A rolling circle amplification signal-enhanced immunosensor for ultrasensitive microcystin-LR detection based on a magnetic graphene-functionalized electrode

A novel competitive immunosensor for the sensitive and selective detection of MC-LR was developed. Magnetic graphene was synthesized, characterized and used as the substrate to immobilize antigens onto the electrode surface due to its surface area and easy separation. Furthermore, gold nanorods were modified with polydopamine and then functionalized with a secondary-antibody and circularization DNA template. By using rolling circle amplification, the DNA template can be replicated to generate extensive repeated DNA sequences, and then hybridized with the detection probe, and thus the signal was remarkably improved. Under the optimal conditions, the proposed immunosensor showed a good linear relationship between the current response and the concentration of MC-LR in the range of 0.01–50 μg L−1 with a detection limit of 0.007 μg L−1. The immunosensor was proved to be specific, reproducible and stable.

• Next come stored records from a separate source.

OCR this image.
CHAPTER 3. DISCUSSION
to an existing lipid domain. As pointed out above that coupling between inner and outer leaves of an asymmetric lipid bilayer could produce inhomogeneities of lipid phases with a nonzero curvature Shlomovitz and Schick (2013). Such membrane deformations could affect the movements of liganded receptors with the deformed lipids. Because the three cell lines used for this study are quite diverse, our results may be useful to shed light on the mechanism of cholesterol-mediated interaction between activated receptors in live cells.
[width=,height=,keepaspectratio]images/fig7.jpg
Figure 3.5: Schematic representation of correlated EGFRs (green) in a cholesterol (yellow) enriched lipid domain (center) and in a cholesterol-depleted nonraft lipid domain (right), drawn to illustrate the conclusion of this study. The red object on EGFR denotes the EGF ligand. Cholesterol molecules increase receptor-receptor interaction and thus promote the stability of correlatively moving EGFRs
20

Most importantly, the proposed biosensor was applied to detect MC-LR in a real water sample with good recovery, indicating its potential application in environmental monitoring.

A dual-signal readout enzyme-free immunosensor based on hybridization chain reaction-assisted formation of copper nanoparticles for the detection of microcystin-LR

Enzyme-based electrochemical biosensors are widely used in immunoassays, but the intrinsic disadvantages of enzymes including instability or sensitivity to temperature and pH should be considered. Herein, an enzyme-free and dual-signal readout immunoassay was established to detect microcystin-LR (MC-LR) sensitively and selectively. Firstly, the microplate was modified with gold nanoparticles-decorated-carbon nanotubes (AuNP-CNT) to immobilize sufficient antigens by the high surface area of CNT and high affinity of AuNP. Then, silver nanoparticles were decorated on gold nanorods to form corn-like AgNP/AuNR composite and then capture secondary antibody and initiator DNA strand. After hybridization chain reaction, long double helix DNA strands can be formed on AgNP/AuNR to germinate copper nanoparticles. A dual-signal readout from the current responses of both silver and copper ions was obtained by using differential pulse stripping voltammetry with the aid of acid-treatment. By using a competitive immunoreaction, MC-LR can be detected in a linear range from 0.005 μg/L to 20 μg/L with a lower detection limit of 2.8 ng/L. The reproducibility, stability and specificity were all acceptable, indicating its promising application in environment monitoring and sensitive electrochemical detection for other analytes.